Training & Certification

Foundational training in EFT typically combines study of Greenberg’s core texts with experiential workshops and supervised practice, given that competence rests on real-time process skills that are difficult to learn from reading alone 3. The revised core volume from the American Psychological Association serves as a standard reference for the model’s theory and tasks 3. Practitioners commonly pursue graduated levels of training and supervision, with video review of sessions being central to developing the moment-by-moment attunement and marker recognition the approach requires LLM. Clinicians should verify that any training pathway concerns Greenberg’s individual EFT rather than the separately credentialed couples model when their intended application is individual therapy LLM.

Key Terms

Primary adaptive emotion — an immediate, healthy emotional response that provides useful information and orients action 4. Primary maladaptive emotion — a core, often early-learned feeling that no longer fits present reality, such as pervasive shame 4. Secondary reactive emotion — a feeling that obscures the underlying primary emotion, as anger masking hurt 4. Instrumental emotion — an emotion expressed to influence others 4. Marker — an in-session sign of a specific emotional processing difficulty that cues a matching task 4. Two-chair dialogue — enactment of a self-critical split to soften the critic 4. Empty-chair dialogue — addressing an imagined significant other to complete unfinished emotional business 4. Focusing / Focusing-Oriented Psychotherapy — attending to an unclear bodily felt sense to symbolize it 4. Changing emotion with emotion — transforming a maladaptive feeling by accessing an alternative adaptive one 2.

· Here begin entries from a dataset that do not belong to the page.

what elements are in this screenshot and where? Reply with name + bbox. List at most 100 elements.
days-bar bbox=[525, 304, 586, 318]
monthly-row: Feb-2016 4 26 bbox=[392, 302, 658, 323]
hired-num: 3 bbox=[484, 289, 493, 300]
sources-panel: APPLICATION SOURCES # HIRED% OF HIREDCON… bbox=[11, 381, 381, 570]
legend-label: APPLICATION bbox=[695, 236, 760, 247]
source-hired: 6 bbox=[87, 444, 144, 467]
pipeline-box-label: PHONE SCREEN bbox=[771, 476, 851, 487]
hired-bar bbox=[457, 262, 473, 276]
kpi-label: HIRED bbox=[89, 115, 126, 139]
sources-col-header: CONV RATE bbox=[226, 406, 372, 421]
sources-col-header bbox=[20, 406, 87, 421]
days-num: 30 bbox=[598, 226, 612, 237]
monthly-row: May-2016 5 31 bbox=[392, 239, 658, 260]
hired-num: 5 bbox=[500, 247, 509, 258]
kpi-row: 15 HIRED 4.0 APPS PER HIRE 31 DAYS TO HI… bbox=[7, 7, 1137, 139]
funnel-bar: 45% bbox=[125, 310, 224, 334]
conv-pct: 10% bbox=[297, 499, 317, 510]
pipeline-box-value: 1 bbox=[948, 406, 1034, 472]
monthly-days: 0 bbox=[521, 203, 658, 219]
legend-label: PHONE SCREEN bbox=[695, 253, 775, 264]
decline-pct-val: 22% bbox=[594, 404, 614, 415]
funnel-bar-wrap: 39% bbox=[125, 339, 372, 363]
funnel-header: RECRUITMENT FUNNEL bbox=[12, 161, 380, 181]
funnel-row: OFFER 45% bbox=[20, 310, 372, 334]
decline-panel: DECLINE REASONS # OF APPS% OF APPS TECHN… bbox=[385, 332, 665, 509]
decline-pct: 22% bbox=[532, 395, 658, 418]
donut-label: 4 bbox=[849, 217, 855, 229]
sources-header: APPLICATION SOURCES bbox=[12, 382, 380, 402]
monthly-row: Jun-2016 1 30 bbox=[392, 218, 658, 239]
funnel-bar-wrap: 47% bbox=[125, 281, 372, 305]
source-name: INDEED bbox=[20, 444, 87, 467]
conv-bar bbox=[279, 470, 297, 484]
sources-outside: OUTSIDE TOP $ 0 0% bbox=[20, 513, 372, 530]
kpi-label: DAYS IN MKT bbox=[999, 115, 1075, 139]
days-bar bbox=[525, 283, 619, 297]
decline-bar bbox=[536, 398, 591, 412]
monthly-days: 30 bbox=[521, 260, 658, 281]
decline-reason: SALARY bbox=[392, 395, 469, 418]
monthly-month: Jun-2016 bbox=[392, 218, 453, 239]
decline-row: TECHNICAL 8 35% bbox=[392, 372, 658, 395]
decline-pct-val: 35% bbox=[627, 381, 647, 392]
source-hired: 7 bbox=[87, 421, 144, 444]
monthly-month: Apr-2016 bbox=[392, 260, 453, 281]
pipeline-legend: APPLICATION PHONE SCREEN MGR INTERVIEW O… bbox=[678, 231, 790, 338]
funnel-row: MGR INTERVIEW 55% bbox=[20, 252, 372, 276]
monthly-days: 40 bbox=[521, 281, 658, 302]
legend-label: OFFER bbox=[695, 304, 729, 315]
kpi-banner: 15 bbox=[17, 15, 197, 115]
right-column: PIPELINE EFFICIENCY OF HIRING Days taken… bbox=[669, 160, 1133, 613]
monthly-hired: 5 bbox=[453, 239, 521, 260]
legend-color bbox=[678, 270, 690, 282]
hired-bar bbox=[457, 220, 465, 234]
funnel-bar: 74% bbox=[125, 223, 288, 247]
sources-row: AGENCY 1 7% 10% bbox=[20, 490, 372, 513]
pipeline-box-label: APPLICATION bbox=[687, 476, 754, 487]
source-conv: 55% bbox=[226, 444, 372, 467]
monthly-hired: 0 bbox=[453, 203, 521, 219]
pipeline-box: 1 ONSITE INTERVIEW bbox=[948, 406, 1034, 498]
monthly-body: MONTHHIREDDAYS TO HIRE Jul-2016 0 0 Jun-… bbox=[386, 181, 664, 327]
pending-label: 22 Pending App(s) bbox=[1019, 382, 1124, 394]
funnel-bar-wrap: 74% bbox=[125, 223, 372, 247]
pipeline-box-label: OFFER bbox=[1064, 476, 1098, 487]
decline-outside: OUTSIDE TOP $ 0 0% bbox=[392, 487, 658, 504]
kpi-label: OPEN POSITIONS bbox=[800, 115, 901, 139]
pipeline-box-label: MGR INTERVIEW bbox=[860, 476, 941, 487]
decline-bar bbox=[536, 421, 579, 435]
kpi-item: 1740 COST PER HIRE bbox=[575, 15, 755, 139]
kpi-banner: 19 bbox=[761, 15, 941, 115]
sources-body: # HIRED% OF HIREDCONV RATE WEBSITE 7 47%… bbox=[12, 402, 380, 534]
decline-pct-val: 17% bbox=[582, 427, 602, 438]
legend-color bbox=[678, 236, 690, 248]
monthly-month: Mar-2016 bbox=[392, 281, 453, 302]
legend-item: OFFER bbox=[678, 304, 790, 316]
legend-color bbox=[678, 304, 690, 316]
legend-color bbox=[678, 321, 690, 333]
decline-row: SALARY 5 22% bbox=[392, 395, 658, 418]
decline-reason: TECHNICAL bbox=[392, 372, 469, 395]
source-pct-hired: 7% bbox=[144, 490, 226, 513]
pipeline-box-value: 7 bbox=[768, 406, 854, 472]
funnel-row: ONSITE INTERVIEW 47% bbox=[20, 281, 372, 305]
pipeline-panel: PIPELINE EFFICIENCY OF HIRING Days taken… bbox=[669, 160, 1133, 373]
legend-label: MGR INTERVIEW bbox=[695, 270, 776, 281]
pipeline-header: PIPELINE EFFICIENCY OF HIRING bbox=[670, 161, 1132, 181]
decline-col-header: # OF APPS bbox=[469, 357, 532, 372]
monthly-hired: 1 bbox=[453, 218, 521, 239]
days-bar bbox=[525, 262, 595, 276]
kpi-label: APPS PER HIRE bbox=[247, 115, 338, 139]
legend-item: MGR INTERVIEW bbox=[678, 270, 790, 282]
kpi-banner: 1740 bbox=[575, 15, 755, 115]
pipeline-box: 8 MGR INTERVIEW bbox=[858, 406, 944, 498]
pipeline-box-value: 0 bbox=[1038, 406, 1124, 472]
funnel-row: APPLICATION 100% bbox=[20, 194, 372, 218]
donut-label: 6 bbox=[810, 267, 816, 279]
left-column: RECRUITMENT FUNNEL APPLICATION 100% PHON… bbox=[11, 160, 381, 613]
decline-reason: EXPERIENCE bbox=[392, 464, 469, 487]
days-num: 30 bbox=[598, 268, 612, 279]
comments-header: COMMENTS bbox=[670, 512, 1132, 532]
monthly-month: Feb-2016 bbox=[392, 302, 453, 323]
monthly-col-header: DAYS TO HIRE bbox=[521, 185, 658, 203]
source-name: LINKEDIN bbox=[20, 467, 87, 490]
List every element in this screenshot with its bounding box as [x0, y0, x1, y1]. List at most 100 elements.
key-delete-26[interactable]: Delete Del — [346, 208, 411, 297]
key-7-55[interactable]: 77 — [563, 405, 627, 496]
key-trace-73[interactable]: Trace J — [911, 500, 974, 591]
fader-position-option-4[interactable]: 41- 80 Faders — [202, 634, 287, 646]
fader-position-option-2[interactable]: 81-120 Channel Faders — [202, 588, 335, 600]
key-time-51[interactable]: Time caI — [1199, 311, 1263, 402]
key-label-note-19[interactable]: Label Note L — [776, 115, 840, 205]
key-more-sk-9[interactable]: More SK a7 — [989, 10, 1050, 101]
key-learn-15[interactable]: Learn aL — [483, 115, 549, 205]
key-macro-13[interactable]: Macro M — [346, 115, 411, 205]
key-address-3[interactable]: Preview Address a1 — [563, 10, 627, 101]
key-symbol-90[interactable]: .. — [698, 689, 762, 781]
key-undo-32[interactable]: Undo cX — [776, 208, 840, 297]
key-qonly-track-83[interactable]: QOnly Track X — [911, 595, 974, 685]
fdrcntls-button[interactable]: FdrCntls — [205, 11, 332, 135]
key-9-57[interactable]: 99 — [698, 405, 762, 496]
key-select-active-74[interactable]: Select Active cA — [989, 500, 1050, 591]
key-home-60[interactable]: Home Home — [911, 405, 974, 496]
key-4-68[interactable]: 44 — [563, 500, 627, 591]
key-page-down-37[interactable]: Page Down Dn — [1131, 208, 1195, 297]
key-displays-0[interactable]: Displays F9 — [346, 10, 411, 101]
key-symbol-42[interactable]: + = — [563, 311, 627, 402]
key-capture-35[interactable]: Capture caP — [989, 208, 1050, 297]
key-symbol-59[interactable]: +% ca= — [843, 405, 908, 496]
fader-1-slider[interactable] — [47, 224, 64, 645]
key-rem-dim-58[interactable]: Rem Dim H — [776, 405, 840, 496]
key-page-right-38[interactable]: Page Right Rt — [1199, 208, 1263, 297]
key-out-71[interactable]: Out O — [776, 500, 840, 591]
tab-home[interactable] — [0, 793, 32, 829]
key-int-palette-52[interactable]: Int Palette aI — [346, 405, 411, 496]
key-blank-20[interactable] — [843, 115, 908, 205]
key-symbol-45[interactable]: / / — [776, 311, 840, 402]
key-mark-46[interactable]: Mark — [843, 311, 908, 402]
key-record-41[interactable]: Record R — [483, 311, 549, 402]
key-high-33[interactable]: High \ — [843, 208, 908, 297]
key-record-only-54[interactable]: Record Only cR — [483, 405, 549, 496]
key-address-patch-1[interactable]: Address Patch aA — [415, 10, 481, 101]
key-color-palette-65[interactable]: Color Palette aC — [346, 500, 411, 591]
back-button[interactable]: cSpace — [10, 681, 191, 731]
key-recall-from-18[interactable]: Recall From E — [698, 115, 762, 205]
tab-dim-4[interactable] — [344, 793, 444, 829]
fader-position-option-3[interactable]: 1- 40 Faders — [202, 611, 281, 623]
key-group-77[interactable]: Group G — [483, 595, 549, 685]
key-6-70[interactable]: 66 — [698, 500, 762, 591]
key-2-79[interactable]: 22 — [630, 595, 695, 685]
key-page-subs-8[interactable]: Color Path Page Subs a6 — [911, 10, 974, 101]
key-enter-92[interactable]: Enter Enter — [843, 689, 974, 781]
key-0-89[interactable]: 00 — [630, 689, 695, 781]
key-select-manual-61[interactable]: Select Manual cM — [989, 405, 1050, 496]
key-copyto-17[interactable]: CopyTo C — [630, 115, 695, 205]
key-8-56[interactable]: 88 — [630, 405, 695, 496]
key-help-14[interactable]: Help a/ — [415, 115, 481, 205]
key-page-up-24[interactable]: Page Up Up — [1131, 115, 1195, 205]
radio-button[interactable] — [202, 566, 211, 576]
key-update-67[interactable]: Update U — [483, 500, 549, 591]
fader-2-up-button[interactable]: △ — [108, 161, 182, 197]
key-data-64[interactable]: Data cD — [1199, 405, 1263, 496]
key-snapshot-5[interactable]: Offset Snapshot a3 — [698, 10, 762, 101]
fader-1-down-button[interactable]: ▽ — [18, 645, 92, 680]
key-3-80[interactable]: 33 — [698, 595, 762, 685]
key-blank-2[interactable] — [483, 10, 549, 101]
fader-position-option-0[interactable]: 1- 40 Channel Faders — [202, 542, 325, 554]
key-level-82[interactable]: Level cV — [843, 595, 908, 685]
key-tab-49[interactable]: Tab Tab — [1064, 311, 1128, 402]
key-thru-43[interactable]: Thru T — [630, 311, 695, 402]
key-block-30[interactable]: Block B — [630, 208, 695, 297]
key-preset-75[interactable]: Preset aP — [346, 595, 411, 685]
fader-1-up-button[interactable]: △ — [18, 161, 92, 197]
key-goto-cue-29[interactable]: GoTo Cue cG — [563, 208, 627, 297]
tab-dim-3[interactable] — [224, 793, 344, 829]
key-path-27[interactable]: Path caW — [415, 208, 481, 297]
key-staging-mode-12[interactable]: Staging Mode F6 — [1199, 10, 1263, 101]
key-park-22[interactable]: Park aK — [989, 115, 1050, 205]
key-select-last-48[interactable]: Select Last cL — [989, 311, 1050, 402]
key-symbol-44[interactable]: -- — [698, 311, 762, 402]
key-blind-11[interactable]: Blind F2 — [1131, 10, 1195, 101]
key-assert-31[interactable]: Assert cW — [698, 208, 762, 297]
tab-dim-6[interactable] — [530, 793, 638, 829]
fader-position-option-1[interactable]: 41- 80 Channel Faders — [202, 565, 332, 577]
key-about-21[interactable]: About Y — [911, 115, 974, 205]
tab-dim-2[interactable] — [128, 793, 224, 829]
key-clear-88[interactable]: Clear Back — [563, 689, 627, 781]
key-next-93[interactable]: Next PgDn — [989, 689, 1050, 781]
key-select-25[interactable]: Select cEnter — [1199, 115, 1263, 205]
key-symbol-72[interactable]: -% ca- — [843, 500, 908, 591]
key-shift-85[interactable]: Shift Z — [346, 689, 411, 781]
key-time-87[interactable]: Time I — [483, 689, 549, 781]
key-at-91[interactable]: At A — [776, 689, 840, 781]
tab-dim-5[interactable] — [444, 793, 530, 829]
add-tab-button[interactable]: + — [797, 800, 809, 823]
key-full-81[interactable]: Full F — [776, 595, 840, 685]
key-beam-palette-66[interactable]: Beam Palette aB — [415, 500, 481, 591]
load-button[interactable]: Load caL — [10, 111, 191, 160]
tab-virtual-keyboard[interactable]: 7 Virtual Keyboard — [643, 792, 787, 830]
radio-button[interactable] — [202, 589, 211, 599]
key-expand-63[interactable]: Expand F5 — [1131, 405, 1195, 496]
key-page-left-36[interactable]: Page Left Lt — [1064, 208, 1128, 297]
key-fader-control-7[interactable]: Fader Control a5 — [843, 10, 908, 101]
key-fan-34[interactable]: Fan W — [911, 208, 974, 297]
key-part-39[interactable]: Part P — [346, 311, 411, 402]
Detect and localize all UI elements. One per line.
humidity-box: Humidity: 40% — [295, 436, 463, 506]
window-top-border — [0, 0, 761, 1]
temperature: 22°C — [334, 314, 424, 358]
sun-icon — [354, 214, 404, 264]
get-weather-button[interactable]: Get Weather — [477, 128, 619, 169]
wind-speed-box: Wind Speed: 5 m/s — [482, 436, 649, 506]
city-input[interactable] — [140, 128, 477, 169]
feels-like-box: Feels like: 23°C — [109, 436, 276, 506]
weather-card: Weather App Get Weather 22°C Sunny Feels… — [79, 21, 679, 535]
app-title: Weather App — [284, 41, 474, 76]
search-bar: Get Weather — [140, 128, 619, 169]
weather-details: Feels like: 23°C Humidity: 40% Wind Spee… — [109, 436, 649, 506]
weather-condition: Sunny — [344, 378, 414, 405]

Resources & Further Reading

▶ Watch — a video introduction to this concept:

Reflective / Supervision Questions

  • When a client’s affect intensifies in session, can I distinguish productive emotional processing from unproductive rumination or venting, and how do I respond differently to each? LLM
  • Am I reliably differentiating primary, secondary, and instrumental emotions in my case formulations, or am I working at the level of the presenting reactive feeling? LLM
  • How do I assess readiness and safety before introducing chair work with a trauma survivor, and what would tell me to defer it? LLM
  • How do my own cultural assumptions about emotional expression shape which experiential tasks I offer, and to whom? LLM
  • Where am I relying on the empathic relationship alone when an experiential task might reach the emotion more directly—and where am I pushing tasks when relational safety is not yet established? LLM

Sources

  1. Society of Clinical Psychology (APA Division 12). Emotion-Focused Therapy for Depression. Research-supported psychological treatments. — linkT1
  2. Greenberg, L. S. (2004). Emotion-focused therapy. Clinical Psychology & Psychotherapy, 11(1), 3-16. — linkT1
  3. Greenberg, L. S. (2017). Emotion-Focused Therapy, Revised Edition. American Psychological Association. — linkT2
  4. Pos, A. E., & Greenberg, L. S. (2010). Emotion-Focused Therapy: A Clinical Synthesis. FOCUS, 8(1), 32-42. — linkT2
  5. GoodTherapy. Emotion-Focused Therapy: Benefits, Techniques & How It Works. — linkT3
  6. Emotionally focused therapy. Wikipedia. — linkT3
  7. Video: What is Emotion-Focused Therapy (EFT)? Les Greenberg Explains (The Counselling Channel). YouTube. — linkT3

See also

Provenance. This article is AI-generated (model: claude-opus-4-8) · version 1.0 · last generated 2026-06-04 · 16 min read · 6 sources. Claims carry a source marker or an LLM tag; illustrative clinical examples are LLM-generated, not guidelines.